IEEE Trans Med Imaging. 2018 Feb;37(2):590-603. doi: 10.1109/TMI.2017.2767940.
In this article, we evaluate Parallel Level Sets (PLS) and Bowsher's method as segmentation-free anatomical priors for regularized brain positron emission tomography (PET) reconstruction. We derive the proximity operators for two PLS priors and use the EM-TV algorithm in combination with the first order primal-dual algorithm by Chambolle and Pock to solve the non-smooth optimization problem for PET reconstruction with PLS regularization. In addition, we compare the performance of two PLS versions against the symmetric and asymmetric Bowsher priors with quadratic and relative difference penalty function. For this aim, we first evaluate reconstructions of 30 noise realizations of simulated PET data derived from a real hybrid positron emission tomography/magnetic resonance imaging (PET/MR) acquisition in terms of regional bias and noise. Second, we evaluate reconstructions of a real brain PET/MR data set acquired on a GE Signa time-of-flight PET/MR in a similar way. The reconstructions of simulated and real 3D PET/MR data show that all priors were superior to post-smoothed maximum likelihood expectation maximization with ordered subsets (OSEM) in terms of bias-noise characteristics in different regions of interest where the PET uptake follows anatomical boundaries. Our implementation of the asymmetric Bowsher prior showed slightly superior performance compared with the two versions of PLS and the symmetric Bowsher prior. At very high regularization weights, all investigated anatomical priors suffer from the transfer of non-shared gradients.

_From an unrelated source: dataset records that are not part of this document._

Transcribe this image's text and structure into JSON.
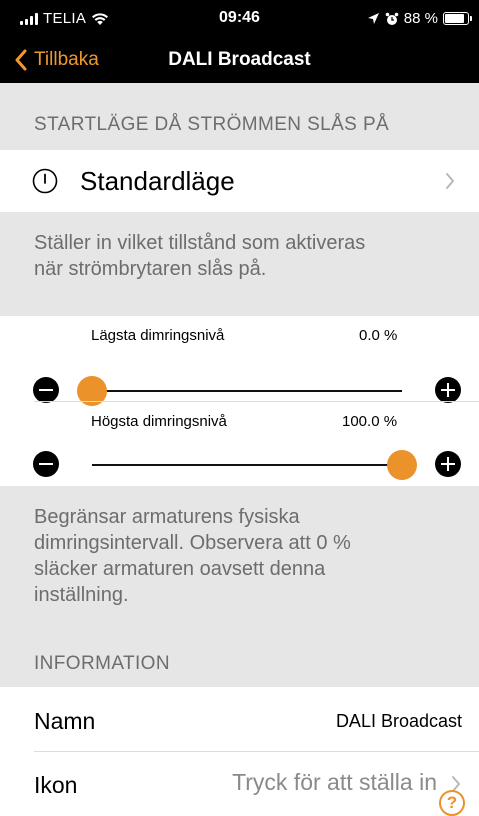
{
  "status_bar": {
    "carrier": "TELIA",
    "time": "09:46",
    "battery": "88 %"
  },
  "nav": {
    "back_label": "Tillbaka",
    "title": "DALI Broadcast"
  },
  "power_on": {
    "header": "STARTLÄGE DÅ STRÖMMEN SLÅS PÅ",
    "mode_label": "Standardläge",
    "description_lines": [
      "Ställer in vilket tillstånd som aktiveras",
      "när strömbrytaren slås på."
    ]
  },
  "dimming": {
    "min": {
      "label": "Lägsta dimringsnivå",
      "value": "0.0 %",
      "fraction": 0.0
    },
    "max": {
      "label": "Högsta dimringsnivå",
      "value": "100.0 %",
      "fraction": 1.0
    },
    "description_lines": [
      "Begränsar armaturens fysiska",
      "dimringsintervall. Observera att 0 %",
      "släcker armaturen oavsett denna",
      "inställning."
    ]
  },
  "information": {
    "header": "INFORMATION",
    "name_label": "Namn",
    "name_value": "DALI Broadcast",
    "icon_label": "Ikon",
    "icon_value": "Tryck för att ställa in",
    "help_glyph": "?"
  },
  "colors": {
    "accent": "#ec922a",
    "background": "#e6e6e6",
    "secondary_text": "#6d6d6d"
  }
}
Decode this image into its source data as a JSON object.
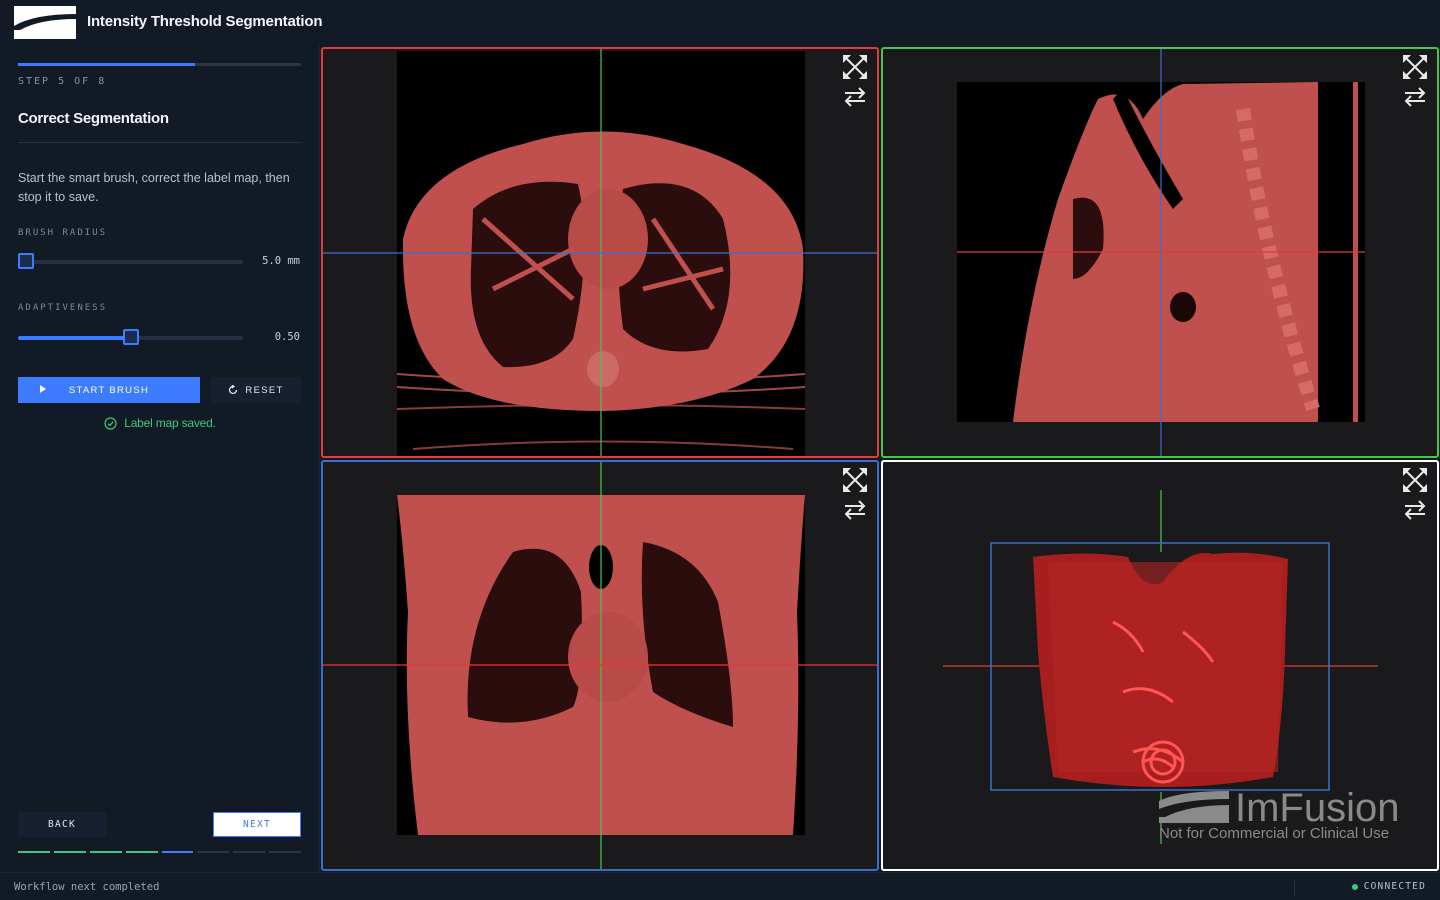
{
  "header": {
    "title": "Intensity Threshold Segmentation",
    "logo": "imfusion-logo"
  },
  "workflow": {
    "step_label": "STEP 5 OF 8",
    "progress": 0.625,
    "step_title": "Correct Segmentation",
    "instructions": "Start the smart brush, correct the label map, then stop it to save.",
    "params": {
      "brush_radius": {
        "label": "BRUSH RADIUS",
        "value": "5.0 mm",
        "fraction": 0.03
      },
      "adaptiveness": {
        "label": "ADAPTIVENESS",
        "value": "0.50",
        "fraction": 0.5
      }
    },
    "start_brush_label": "START BRUSH",
    "reset_label": "RESET",
    "status_message": "Label map saved.",
    "back_label": "BACK",
    "next_label": "NEXT",
    "steps": {
      "total": 8,
      "completed": 4,
      "current": 5
    }
  },
  "statusbar": {
    "message": "Workflow next completed",
    "connection": "CONNECTED"
  },
  "viewports": [
    {
      "id": "axial",
      "border_color": "#e03a3a",
      "icons": [
        "maximize-icon",
        "swap-icon"
      ]
    },
    {
      "id": "sagittal",
      "border_color": "#4cc34c",
      "icons": [
        "maximize-icon",
        "swap-icon"
      ]
    },
    {
      "id": "coronal",
      "border_color": "#3a6fc9",
      "icons": [
        "maximize-icon",
        "swap-icon"
      ]
    },
    {
      "id": "3d",
      "border_color": "#ffffff",
      "icons": [
        "maximize-icon",
        "swap-icon"
      ]
    }
  ],
  "watermark": {
    "brand": "ImFusion",
    "subtitle": "Not for Commercial or Clinical Use"
  },
  "colors": {
    "accent": "#3d7bff",
    "success": "#3ec77a",
    "label_overlay": "#c0504d"
  }
}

在本文中,我们评估了平行水平集(PLS)和鲍舍方法作为正则化脑正电子发射断层扫描(PET)重建的无分割解剖先验。我们推导出了两个 PLS 先验的逼近算子,并使用 EM-TV 算法结合 Chambolle 和 Pock 的一阶原始对偶算法来解决具有 PLS 正则化的 PET 重建的非光滑优化问题。此外,我们将两种 PLS 版本的性能与具有二次和相对差罚函数的对称和不对称鲍舍先验进行了比较。为此,我们首先根据区域偏差和噪声评估了从真实混合正电子发射断层扫描/磁共振成像(PET/MR)采集中获得的 30 个模拟 PET 数据噪声实现的重建。其次,我们以类似的方式评估了在 GE Signa 飞行时间 PET/MR 上获得的真实脑 PET/MR 数据集的重建。模拟和真实的 3D PET/MR 数据的重建表明,所有先验都优于后平滑最大似然期望最大化有序子集(OSEM),在不同的感兴趣区域中,PET 摄取遵循解剖边界,其偏差噪声特性。我们对不对称鲍舍先验的实现表现出与两种 PLS 版本和对称鲍舍先验相比略优的性能。在非常高的正则化权重下,所有研究的解剖先验都受到非共享梯度转移的影响。